$\int_{0}^{\infty}e^{-x}p_n(x)p_m(x)=0$ when $p_n(x)=(-1)^nn!\sum_{k=0}^{n}\binom{n}{k}\frac{(-x)^k}{k!}$

Question

Let $n \in \mathbb N_0$. Consider the polynomials $p_n$ defined by

$$p_n(x)=(-1)^nn!\sum_{k=0}^{n}\binom{n}{k}\frac{(-x)^k}{k!}$$

I want to show that $\int_{0}^{\infty}e^{-x}p_n(x)p_m(x)=0$ for $n \neq m$.

The hint is that for $m,n \in \mathbb N_0$ we have:

$$\sum_{k=0}^{n}\sum_{j=0}^{m}(-1)^{j+k}\binom{j+k}{k}\binom{n}{k}\binom{m}{j}=\delta_{m,n}$$

$p_n(x)p_m(x)=(-1)^{n+m}n!m!\sum_{k=0}^{n}\sum_{j=0}^{m}(-1)^{j+k}\binom{n}{k}\binom{m}{j}\frac{x^{j+k}}{j!k!}$. But I don't know how to continue or how I can bring this into a form to use the given hint

Answer 1

We obtain with $p_n(x)=(-1)^nn!\sum_{k=0}^n\binom{n}{k}\frac{(-x)^k}{k!}$:

\begin{align*} \color{blue}{\int_{0}^\infty}&\color{blue}{ e^{-x}p_n(x)p_m(x)\,dx}\\ &=\int_{0}^\infty e^{-x}\left((-1)^nn!\sum_{k=0}^n\binom{n}{k}\frac{(-x)^k}{k!}\right)\left((-1)^mm!\sum_{j=0}^m\binom{m}{j}\frac{(-x)^j}{j!}\right)\,dx\\ &=(-1)^{n+m}n!m!\sum_{k=0}^n\sum_{j=0}^m\binom{n}{k}\binom{m}{j}\frac{(-1)^{k+j}}{k!j!}\int_{0}^\infty e^{-x}x^{k+j}\,dx\tag{1}\\ &=(-1)^{n+m}n!m!\sum_{k=0}^n\sum_{j=0}^m\binom{j+k}{k}\binom{n}{k}\binom{m}{j}\frac{(-1)^{k+j}}{(k+j)!}\int_{0}^\infty e^{-x}x^{k+j}\,dx\tag{2}\\ &=(-1)^{n+m}n!m!\sum_{k=0}^n\sum_{j=0}^m\binom{j+k}{k}\binom{n}{k}\binom{m}{j}(-1)^{k+j}\tag{3}\\ &\,\,\color{blue}{=(-1)^{n+m}n!m!\delta_{m,n}}\tag{4}\\ \end{align*}

and the claim follows.

Comment:

• In (1) we do some rearrangements and use the linearity of the integral- and sigma-operator.
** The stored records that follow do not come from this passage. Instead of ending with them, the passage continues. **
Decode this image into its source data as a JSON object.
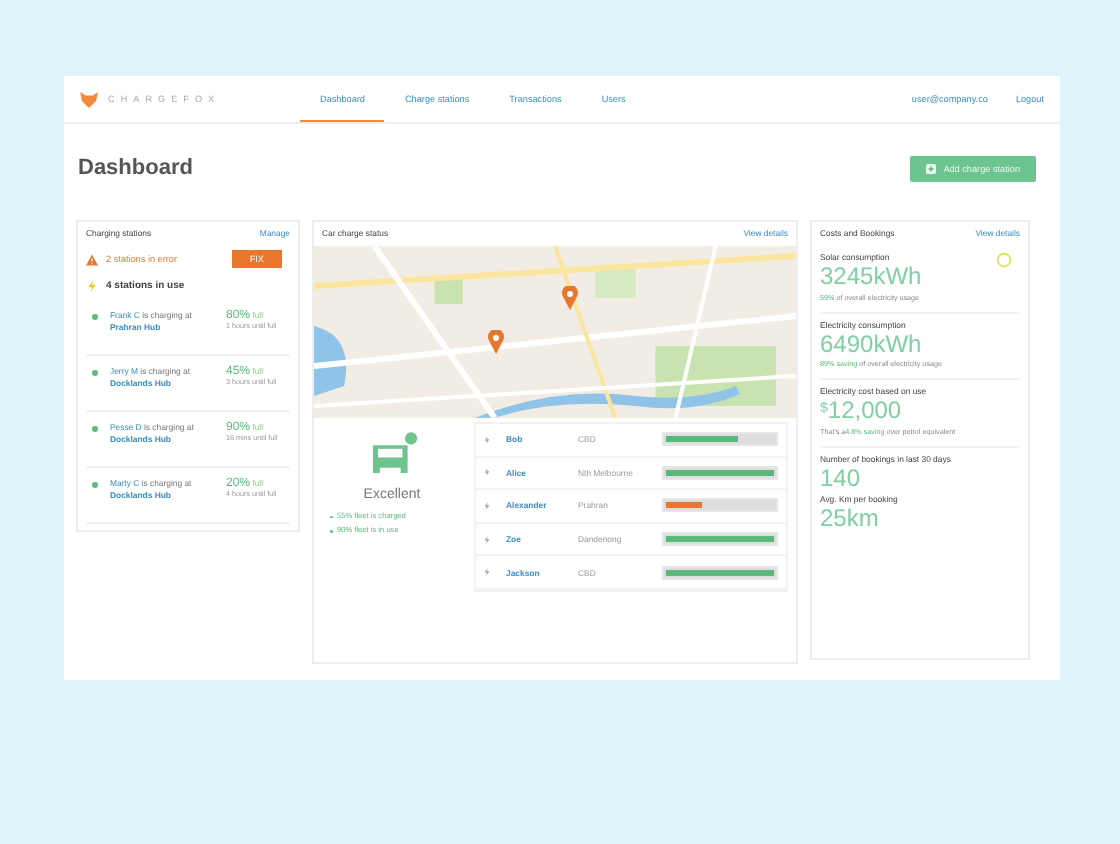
{
  "brand": "CHARGEFOX",
  "nav": [
    {
      "label": "Dashboard",
      "selected": true
    },
    {
      "label": "Charge stations",
      "selected": false
    },
    {
      "label": "Transactions",
      "selected": false
    },
    {
      "label": "Users",
      "selected": false
    }
  ],
  "user": "user@company.co",
  "logout": "Logout",
  "title": "Dashboard",
  "add_button": "Add charge station",
  "stations": {
    "title": "Charging stations",
    "manage": "Manage",
    "error_text": "2 stations in error",
    "fix": "FIX",
    "in_use_text": "4 stations in use",
    "items": [
      {
        "driver": "Frank C",
        "connector": "is charging at",
        "hub": "Prahran Hub",
        "percent": "80%",
        "full": "full",
        "eta": "1 hours until full"
      },
      {
        "driver": "Jerry M",
        "connector": "is charging at",
        "hub": "Docklands Hub",
        "percent": "45%",
        "full": "full",
        "eta": "3 hours until full"
      },
      {
        "driver": "Pesse D",
        "connector": "is charging at",
        "hub": "Docklands Hub",
        "percent": "90%",
        "full": "full",
        "eta": "16 mins until full"
      },
      {
        "driver": "Marty C",
        "connector": "is charging at",
        "hub": "Docklands Hub",
        "percent": "20%",
        "full": "full",
        "eta": "4 hours until full"
      }
    ]
  },
  "status": {
    "title": "Car charge status",
    "details": "View details",
    "rating": "Excellent",
    "facts": [
      "55% fleet is charged",
      "90% fleet is in use"
    ],
    "cars": [
      {
        "name": "Bob",
        "place": "CBD",
        "level": 0.66,
        "color": "#5bb97b"
      },
      {
        "name": "Alice",
        "place": "Nth Melbourne",
        "level": 1,
        "color": "#5bb97b"
      },
      {
        "name": "Alexander",
        "place": "Prahran",
        "level": 0.33,
        "color": "#e8772e"
      },
      {
        "name": "Zoe",
        "place": "Dandenong",
        "level": 1,
        "color": "#5bb97b"
      },
      {
        "name": "Jackson",
        "place": "CBD",
        "level": 1,
        "color": "#5bb97b"
      }
    ]
  },
  "costs": {
    "title": "Costs and Bookings",
    "details": "View details",
    "blocks": [
      {
        "label": "Solar consumption",
        "value": "3245kWh",
        "highlight": "59%",
        "note": "of overall electricity usage",
        "ring": true
      },
      {
        "label": "Electricity consumption",
        "value": "6490kWh",
        "highlight": "89% saving",
        "note": "of overall electricity usage",
        "ring": false
      },
      {
        "label": "Electricity cost based on use",
        "currency": "$",
        "value": "12,000",
        "lead": "That's a",
        "highlight": "4.8% saving",
        "note": "over petrol equivalent",
        "ring": false
      }
    ],
    "bookings": [
      {
        "label": "Number of bookings in last 30 days",
        "value": "140"
      },
      {
        "label": "Avg. Km per booking",
        "value": "25km"
      }
    ]
  }
}
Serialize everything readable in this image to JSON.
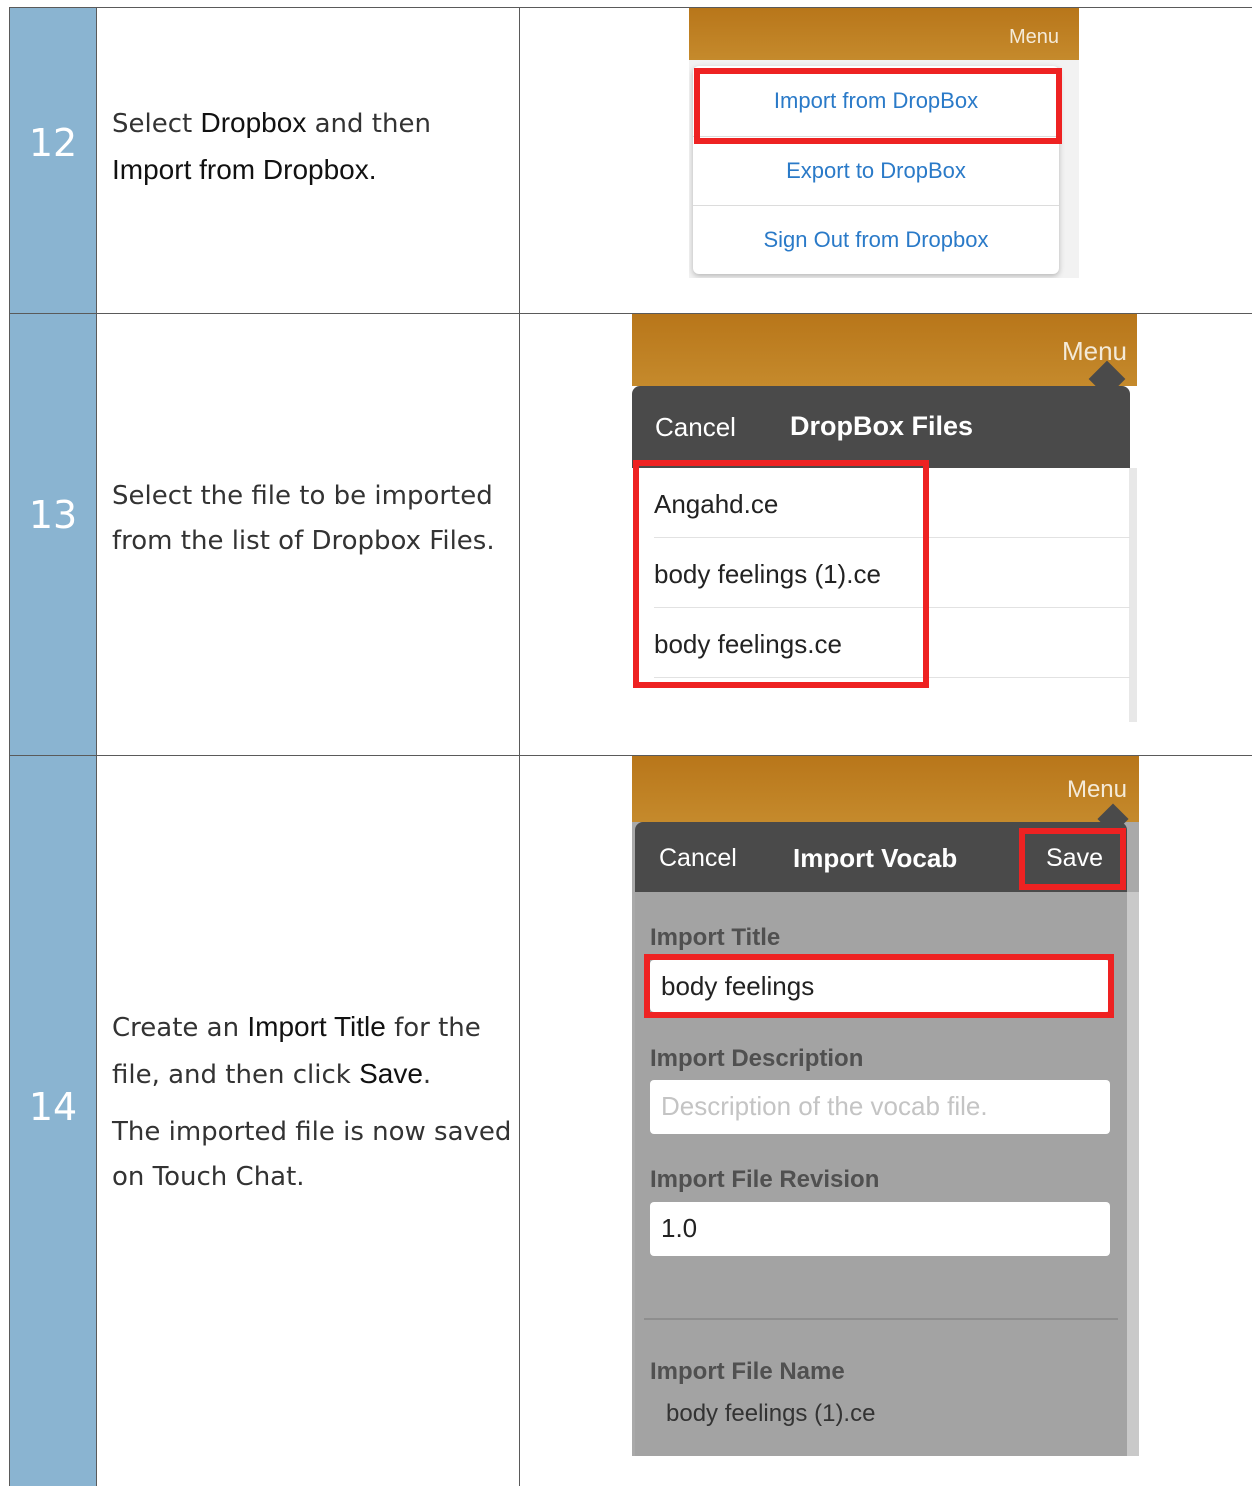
{
  "steps": [
    {
      "number": "12",
      "text": {
        "p1": "Select ",
        "b1": "Dropbox",
        "p2": " and then",
        "b2": "Import from Dropbox."
      },
      "screenshot": {
        "menu_label": "Menu",
        "items": [
          "Import from DropBox",
          "Export to DropBox",
          "Sign Out from Dropbox"
        ]
      }
    },
    {
      "number": "13",
      "text": {
        "line1": "Select the file to be imported",
        "line2": "from the list of Dropbox Files."
      },
      "screenshot": {
        "menu_label": "Menu",
        "cancel": "Cancel",
        "title": "DropBox Files",
        "files": [
          "Angahd.ce",
          "body feelings (1).ce",
          "body feelings.ce"
        ]
      }
    },
    {
      "number": "14",
      "text": {
        "p1": "Create an ",
        "b1": "Import Title",
        "p2": " for the",
        "p3": "file, and then click ",
        "b2": "Save",
        "p4": ".",
        "para2_line1": "The imported file is now saved",
        "para2_line2": "on Touch Chat."
      },
      "screenshot": {
        "menu_label": "Menu",
        "cancel": "Cancel",
        "title": "Import Vocab",
        "save": "Save",
        "import_title_label": "Import Title",
        "import_title_value": "body feelings",
        "import_description_label": "Import Description",
        "import_description_placeholder": "Description of the vocab file.",
        "import_revision_label": "Import File Revision",
        "import_revision_value": "1.0",
        "import_file_name_label": "Import File Name",
        "import_file_name_value": "body feelings (1).ce"
      }
    }
  ],
  "colors": {
    "step_column": "#8ab4d1",
    "navbar": "#bd7e22",
    "highlight": "#ee2222",
    "ios_link": "#2a7ac8"
  }
}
• In (2) we use the binomial identity $\binom{j+k}{j}=\frac{(j+k)!}{j!k!}$.

• In (3) we use the identity $\int_{0}^\infty e^{-x}x^n\,dx=n!$ which can be shown by integration by parts and induction.

• In (4) we apply the given hint.

Answer 2

The polynomials correspond to the Laguerre polynomials. The identity is the result of their orthogonality: See https://en.wikipedia.org/wiki/Laguerre_polynomials#Orthogonality.

Answer 3

In order to show the orthogonality of $p_n$ and $p_m$ (with respect to the inner product $\langle f,g\rangle = \int_{0}^{+\infty}f(x)g(x)e^{-x}\,dx$) for $n\neq m$ it is enough to prove the orthogonality of $p_n(x)$ and $x^j$ for $j<\deg(p_n)=n$. Now

$$\langle p_n(x), x^j \rangle = (-1)^n n!\sum_{k=0}^{n}\binom{n}{k}\frac{(-1)^k}{k!}\int_{0}^{+\infty}x^{k+j}e^{-x}\,dx $$ equals $$ (-1)^n n!j!\sum_{k=0}^{n}\binom{n}{k}(-1)^k \binom{k+j}{j} $$ where the sum is the $n$-th power of the forward difference operator $\delta:q(x)\mapsto q(x+1)-q(x)$ applied to the polynomial $q(x)=\binom{x+j}{j}$. Since $\deg q = j<n$, the RHS is zero.